Strengths & limitations

Strengths
Very simple mechanism — a single scalar with a clear interpretation
Zero computational overhead — one extra division
Widely supported across inference libraries and APIs
Controls the certainty–diversity balance without modifying the model
Works post-hoc — no retraining required
In calibration it does not change classification accuracy (preserves argmax)
Limitations
Global effect — operates on the entire distribution and cannot selectively suppress wrong tokens
High T can lead to text degeneration (Holtzman et al. 2020)
Very low T yields repetitive, dull outputs (loops, "I am an AI...")
No context adaptivity — requires manual tuning per task
Composes poorly with strongly calibrated models (excessive smoothing)
Impact on generation quality depends heavily on architecture, data and training stage

Implementation

Implementation pitfalls
T=0 is not truly deterministic in float16Medium

Temperature 0 (argmax) should give deterministic results, but float16 rounding errors and different GPU operation orders can give different tokens on logit ties. Full determinism requires float32 and seeded PRNG.

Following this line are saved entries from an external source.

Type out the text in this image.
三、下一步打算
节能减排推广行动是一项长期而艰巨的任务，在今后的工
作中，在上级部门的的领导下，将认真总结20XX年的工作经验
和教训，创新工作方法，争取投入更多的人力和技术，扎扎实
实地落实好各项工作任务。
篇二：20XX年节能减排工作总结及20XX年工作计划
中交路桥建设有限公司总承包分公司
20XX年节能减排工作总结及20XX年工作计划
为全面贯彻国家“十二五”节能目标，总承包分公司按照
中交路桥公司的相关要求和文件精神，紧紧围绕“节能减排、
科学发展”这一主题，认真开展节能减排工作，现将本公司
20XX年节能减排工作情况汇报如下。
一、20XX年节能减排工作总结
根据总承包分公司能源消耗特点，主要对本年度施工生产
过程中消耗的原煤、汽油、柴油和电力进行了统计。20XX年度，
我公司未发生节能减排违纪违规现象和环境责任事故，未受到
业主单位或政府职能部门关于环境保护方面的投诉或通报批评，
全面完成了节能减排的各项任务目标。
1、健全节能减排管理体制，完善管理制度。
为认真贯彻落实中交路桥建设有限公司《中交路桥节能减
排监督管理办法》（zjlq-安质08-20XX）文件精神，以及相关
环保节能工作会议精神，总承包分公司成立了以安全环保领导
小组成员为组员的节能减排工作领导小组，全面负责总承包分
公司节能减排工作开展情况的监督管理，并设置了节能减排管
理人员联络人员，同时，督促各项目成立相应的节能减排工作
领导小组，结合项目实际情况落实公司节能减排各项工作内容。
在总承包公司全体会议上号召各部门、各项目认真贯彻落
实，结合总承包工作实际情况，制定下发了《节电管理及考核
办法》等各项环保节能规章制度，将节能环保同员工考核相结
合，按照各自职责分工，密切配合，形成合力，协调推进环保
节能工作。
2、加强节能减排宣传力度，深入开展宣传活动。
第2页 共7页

High temperature does not improve creativity — it increases randomnessMedium

T>1.5 often leads to incoherent or nonsensical responses. LLM "creativity" comes from training data diversity, not high temperature — T=0.7–1.0 is the optimal range for most applications.

Evolution

Original paper · 1985 · David H. Ackley
A Stochastic Model for Statistical Mechanics (softmax with temperature)
David H. Ackley, Geoffrey E. Hinton, Terrence J. Sejnowski
1985
Ackley, Hinton and Sejnowski introduce a temperature parameter in Boltzmann machines — its original physical motivation (Gibbs distribution).
2015
Hinton, Vinyals and Dean ("Distilling the Knowledge in a Neural Network") use a high softmax temperature to create "soft targets" for knowledge distillation.
2017
Guo, Pleiss, Sun and Weinberger publish "On Calibration of Modern Neural Networks" — temperature scaling becomes a standard calibration technique for classification models.
2019
GPT-2 (Radford et al.) popularizes temperature as a primary text-generation parameter in large language models.
2020
Holtzman et al. ("The Curious Case of Neural Text Degeneration") introduce nucleus sampling (top-p) and analyze how temperature affects text degeneration.
2023
The OpenAI ChatGPT API standardizes a 0–2 temperature range as a public developer parameter; the convention is adopted by most LLM providers.

Computational complexity

Computational characteristics
Computational cost: O(V) per decoding step (V = vocab size) — negligible
Memory: a single scalar — O(1)
No GPU/CPU memory overhead
Trivially composes with top-k, top-p, repetition penalty in the sampling pipeline
One-line implementation: logits / T before softmax
In calibration: a one-dimensional optimization over the validation set
Benchmark notes

Typical ranges: T = 0.0 (greedy, code / factual tasks), T = 0.2–0.5 (precise answers), T = 0.7–1.0 (creative writing, chat), T > 1.2 (experimental / high creativity). Guo et al. (2017) showed that temperature scaling reduces the Expected Calibration Error (ECE) of ResNets on CIFAR-100 from ~16% to <2%. Holtzman et al. (2020) demonstrated that T = 1.0 with pure sampling yields high perplexity but leads to text degeneration — motivating nucleus sampling as an alternative.